As the stew bubbled, the others returned in dribs and drabs. Some went to wash and scrub in the river first, others were still pristine. They took a few minutes, in which time I'd got out some bowls and bread.
"You know you don't have to do all the cooking for us, Taliesin?" Bors said, accepting the food as he sat beside me, helping pass out some tankards of beer that he pulled from a small keg in his storage.
"We are not letting you cook again, Bors!" Lance growled from across the fire.
"Are you certain you're not a poison cultivation?" Kay chimed in. She'd slowly settled into the banter over the last couple of weeks.

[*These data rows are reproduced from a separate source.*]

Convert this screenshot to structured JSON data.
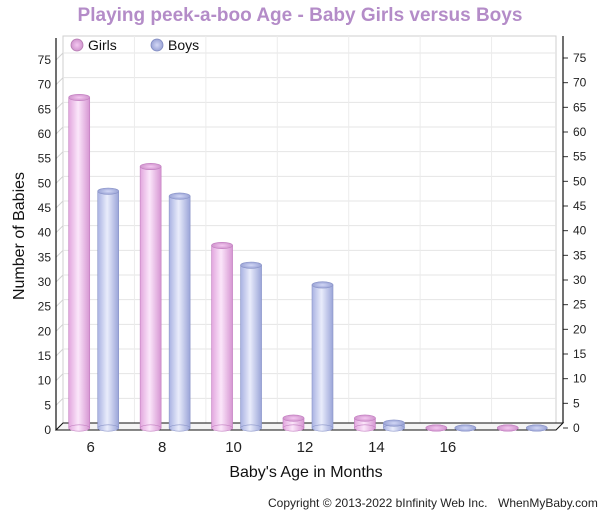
{
  "chart_data": {
    "type": "bar",
    "title": "Playing peek-a-boo Age - Baby Girls versus Boys",
    "xlabel": "Baby's Age in Months",
    "ylabel": "Number of Babies",
    "categories": [
      "6",
      "8",
      "10",
      "12",
      "14",
      "16",
      ""
    ],
    "series": [
      {
        "name": "Girls",
        "values": [
          67,
          53,
          37,
          2,
          2,
          0,
          0
        ]
      },
      {
        "name": "Boys",
        "values": [
          48,
          47,
          33,
          29,
          1,
          0,
          0
        ]
      }
    ],
    "ylim": [
      0,
      75
    ],
    "y_ticks": [
      0,
      5,
      10,
      15,
      20,
      25,
      30,
      35,
      40,
      45,
      50,
      55,
      60,
      65,
      70,
      75
    ],
    "right_y_ticks": [
      0,
      5,
      10,
      15,
      20,
      25,
      30,
      35,
      40,
      45,
      50,
      55,
      60,
      65,
      70,
      75
    ],
    "grid": true,
    "legend_position": "top-left",
    "colors": {
      "title": "#b48cc8",
      "girls": "#f2c6f0",
      "girls_edge": "#c27ec0",
      "boys": "#c8cef0",
      "boys_edge": "#8a94c8"
    }
  },
  "footer": {
    "copyright": "Copyright © 2013-2022 bInfinity Web Inc.",
    "site": "WhenMyBaby.com"
  }
}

"My mother has shown me a lot of poison cultivation, and that chicken was worse." Lance muttered.
"It's not my fault, it's different to fires at home." Bors defended himself with a grin.

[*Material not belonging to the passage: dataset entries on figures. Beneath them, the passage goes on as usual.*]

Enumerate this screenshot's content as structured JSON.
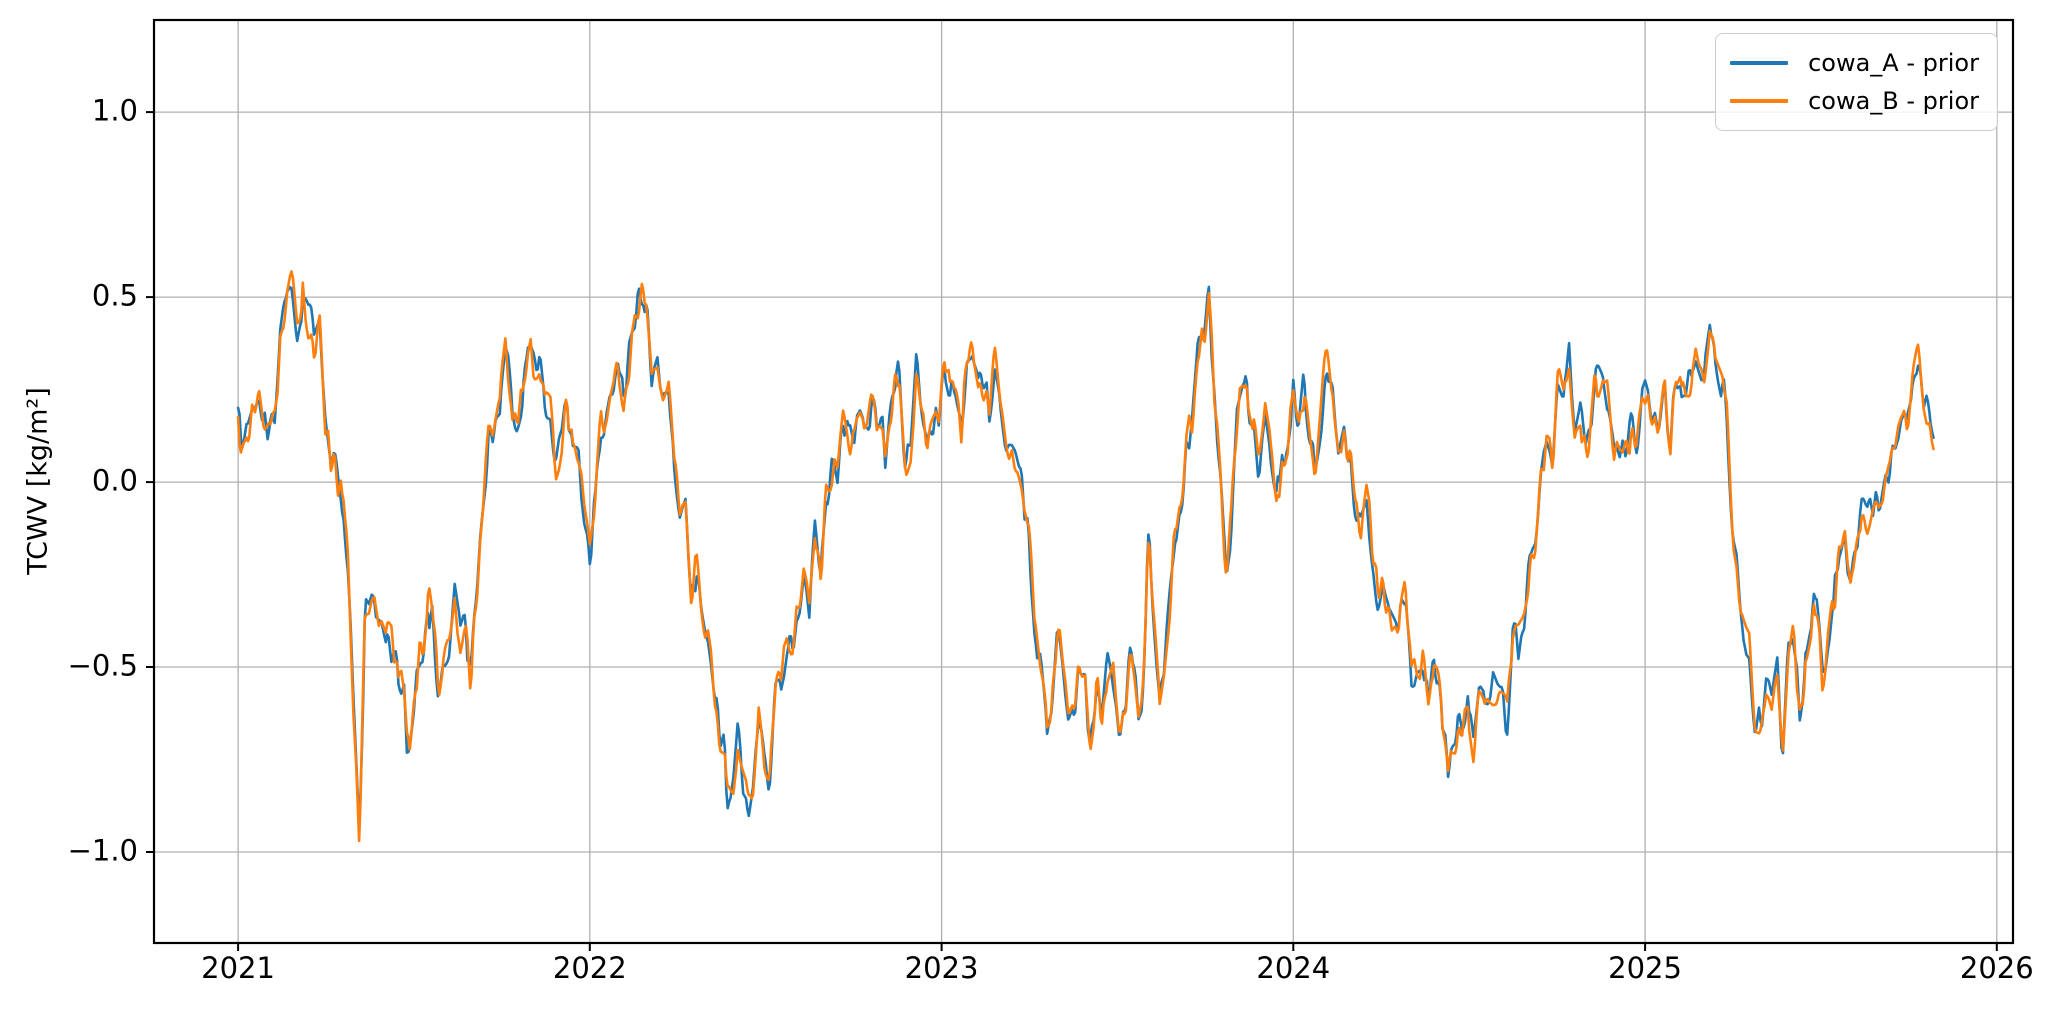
{
  "chart_data": {
    "type": "line",
    "title": "",
    "xlabel": "",
    "ylabel": "TCWV [kg/m²]",
    "xlim": [
      2020.761,
      2026.046
    ],
    "ylim": [
      -1.246,
      1.249
    ],
    "xticks": [
      2021,
      2022,
      2023,
      2024,
      2025,
      2026
    ],
    "xticklabels": [
      "2021",
      "2022",
      "2023",
      "2024",
      "2025",
      "2026"
    ],
    "yticks": [
      1.0,
      0.5,
      0.0,
      -0.5,
      -1.0
    ],
    "yticklabels": [
      "1.0",
      "0.5",
      "0.0",
      "−0.5",
      "−1.0"
    ],
    "grid": true,
    "legend_position": "upper right",
    "colors": {
      "grid": "#b0b0b0",
      "spine": "#000000",
      "background": "#ffffff"
    },
    "x_start": 2021.0,
    "x_end": 2025.82,
    "series": [
      {
        "name": "cowa_A",
        "label": "cowa_A - prior",
        "color": "#1f77b4",
        "seed": 11
      },
      {
        "name": "cowa_B",
        "label": "cowa_B - prior",
        "color": "#ff7f0e",
        "seed": 23
      }
    ],
    "base_keyframes_xy": [
      2021.0,
      0.2,
      2021.03,
      0.1,
      2021.06,
      0.24,
      2021.09,
      0.14,
      2021.12,
      0.32,
      2021.15,
      0.62,
      2021.18,
      0.38,
      2021.21,
      0.52,
      2021.24,
      0.28,
      2021.27,
      0.1,
      2021.3,
      -0.08,
      2021.33,
      -0.6,
      2021.345,
      -0.9,
      2021.36,
      -0.45,
      2021.39,
      -0.28,
      2021.42,
      -0.48,
      2021.45,
      -0.42,
      2021.48,
      -0.72,
      2021.51,
      -0.5,
      2021.54,
      -0.3,
      2021.57,
      -0.55,
      2021.6,
      -0.45,
      2021.63,
      -0.35,
      2021.66,
      -0.45,
      2021.69,
      -0.15,
      2021.72,
      0.1,
      2021.75,
      0.35,
      2021.78,
      0.18,
      2021.81,
      0.32,
      2021.84,
      0.25,
      2021.87,
      0.28,
      2021.9,
      0.1,
      2021.93,
      0.18,
      2021.96,
      0.05,
      2022.0,
      -0.12,
      2022.03,
      0.08,
      2022.06,
      0.2,
      2022.09,
      0.28,
      2022.12,
      0.33,
      2022.15,
      0.45,
      2022.18,
      0.35,
      2022.21,
      0.2,
      2022.24,
      0.1,
      2022.27,
      -0.1,
      2022.3,
      -0.3,
      2022.33,
      -0.48,
      2022.36,
      -0.6,
      2022.39,
      -0.85,
      2022.42,
      -0.62,
      2022.45,
      -0.95,
      2022.48,
      -0.7,
      2022.51,
      -0.78,
      2022.54,
      -0.55,
      2022.57,
      -0.48,
      2022.6,
      -0.38,
      2022.63,
      -0.25,
      2022.66,
      -0.18,
      2022.69,
      -0.02,
      2022.72,
      0.1,
      2022.75,
      0.18,
      2022.78,
      0.08,
      2022.81,
      0.22,
      2022.84,
      0.12,
      2022.87,
      0.25,
      2022.9,
      0.12,
      2022.93,
      0.22,
      2022.96,
      0.14,
      2023.0,
      0.2,
      2023.03,
      0.3,
      2023.06,
      0.18,
      2023.09,
      0.34,
      2023.12,
      0.24,
      2023.15,
      0.32,
      2023.18,
      0.15,
      2023.21,
      0.02,
      2023.24,
      -0.15,
      2023.27,
      -0.35,
      2023.3,
      -0.68,
      2023.33,
      -0.45,
      2023.36,
      -0.55,
      2023.39,
      -0.48,
      2023.42,
      -0.65,
      2023.45,
      -0.52,
      2023.48,
      -0.58,
      2023.51,
      -0.65,
      2023.54,
      -0.48,
      2023.57,
      -0.55,
      2023.59,
      -0.15,
      2023.62,
      -0.6,
      2023.65,
      -0.3,
      2023.68,
      -0.05,
      2023.71,
      0.15,
      2023.74,
      0.32,
      2023.76,
      0.4,
      2023.79,
      0.05,
      2023.81,
      -0.18,
      2023.84,
      0.22,
      2023.87,
      0.3,
      2023.9,
      0.02,
      2023.93,
      0.15,
      2023.96,
      -0.05,
      2024.0,
      0.18,
      2024.03,
      0.25,
      2024.06,
      0.1,
      2024.09,
      0.26,
      2024.12,
      0.16,
      2024.15,
      0.1,
      2024.18,
      0.0,
      2024.21,
      -0.12,
      2024.24,
      -0.25,
      2024.27,
      -0.35,
      2024.3,
      -0.45,
      2024.33,
      -0.38,
      2024.36,
      -0.55,
      2024.39,
      -0.48,
      2024.42,
      -0.62,
      2024.44,
      -0.85,
      2024.47,
      -0.6,
      2024.5,
      -0.72,
      2024.53,
      -0.58,
      2024.56,
      -0.66,
      2024.59,
      -0.6,
      2024.62,
      -0.5,
      2024.65,
      -0.35,
      2024.68,
      -0.15,
      2024.71,
      0.02,
      2024.74,
      0.15,
      2024.77,
      0.3,
      2024.8,
      0.2,
      2024.83,
      0.12,
      2024.86,
      0.32,
      2024.89,
      0.22,
      2024.92,
      0.12,
      2024.95,
      0.06,
      2024.98,
      0.12,
      2025.01,
      0.18,
      2025.04,
      0.25,
      2025.07,
      0.15,
      2025.1,
      0.3,
      2025.13,
      0.2,
      2025.16,
      0.35,
      2025.19,
      0.45,
      2025.22,
      0.25,
      2025.25,
      -0.1,
      2025.28,
      -0.3,
      2025.31,
      -0.55,
      2025.33,
      -0.7,
      2025.36,
      -0.48,
      2025.39,
      -0.65,
      2025.42,
      -0.45,
      2025.45,
      -0.6,
      2025.48,
      -0.35,
      2025.51,
      -0.45,
      2025.54,
      -0.3,
      2025.57,
      -0.25,
      2025.6,
      -0.18,
      2025.63,
      -0.1,
      2025.66,
      0.0,
      2025.69,
      0.06,
      2025.72,
      0.12,
      2025.75,
      0.2,
      2025.78,
      0.3,
      2025.82,
      0.2
    ],
    "noise": {
      "shared_seed": 3,
      "shared_amp": 0.1,
      "shared_scale": 0.016,
      "series_amp": 0.055,
      "series_scale": 0.009,
      "step": 0.004
    }
  }
}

"I'm just baffled about how you managed to get the outside so burnt, and yet the inside raw?"
"Look, there's a reason I didn't follow my parents into cooking, alright?"
"Are you suggesting you became a cultivator because cooking was harder?" Gawain chimed in. Even he had to relax from time to time.

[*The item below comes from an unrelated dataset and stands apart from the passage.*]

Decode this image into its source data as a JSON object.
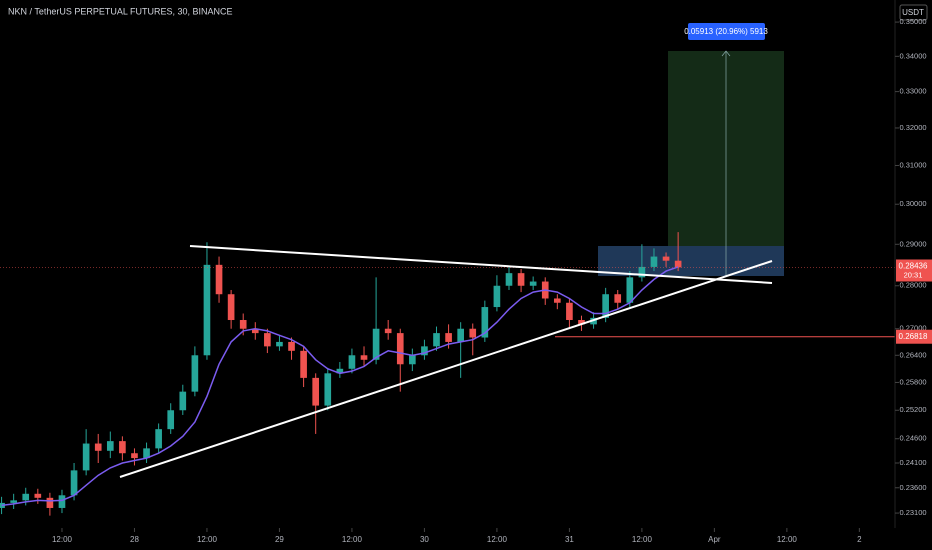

"I mean, that's not the only reason," Bors replied, which got a laugh from the group. Easing the tension of the battle, try as they might, killing bandits did weigh on them, even if the key concern was the lives the curs had taken before we found them.
"Well, I for one am looking forward to having someone make us fresh food for once. A couple of weeks on the road and I'm already missing proper beds." Gaz stretched out.
"You have a bed in your storage ring," Lance elbowed him.
"It's not the same! Besides, it still gives me the creeps. Who knows what that bandit did on it?"
"Then can I borrow it?"
"No, get your own."
The group then devolved into an argument about what to do with the ill-gotten gains of the bandits. Some wanted us to drop everything off at the next town. The general consensus was that we should do our best to return what we could. We'd already decided several encampments ago to prioritise returning the bodies of the innocents when we found them.
That had been something we'd made a unanimous decision on.
The Order so far had been mostly harmonious. Arthur was a bit out of tune, but even his general scowling had eased with time. I'd initially doubted the point in spending these two weeks doing something as simple as bandit clean-up. Not that it wasn't an important service, but given the looming threats, it had seemed like something below us. Instead, it had given us time to get used to each other, time to get used to the road, and a challenge on which to test ourselves.
We were slowly being forged into a unit, the burrs scraped off, and a layer of polish added. When we entered a town now, I could feel the awe of the residents. Their attention, the way they drank up the songs I was singing about the Order, made my hearth glow cherry red. I couldn't wait till we got to Alka and our mission started in earnest.
While I'd been musing, I noticed the argument around the fire had risen to new heights. Kay had the knights discussing what to do in specific scenarios, and as usual one of the situations which called for subterfuge was provoking an argument. Those whose honour was more flexible clashed with the more rigid among us. Still, no one was threatening or insulting anyone else. It was at most a friendly squabble and at worst a philosophical debate.
I chuckled as I heard Bors complain that his reticence to be involved in 'dishonourable skulduggery' came less from a moral opposition and more from a functional inability to sneak. Lying back, I played a lazy tune on my lute, letting the conversation wash over me. This is truly what it meant to be out on an adventure.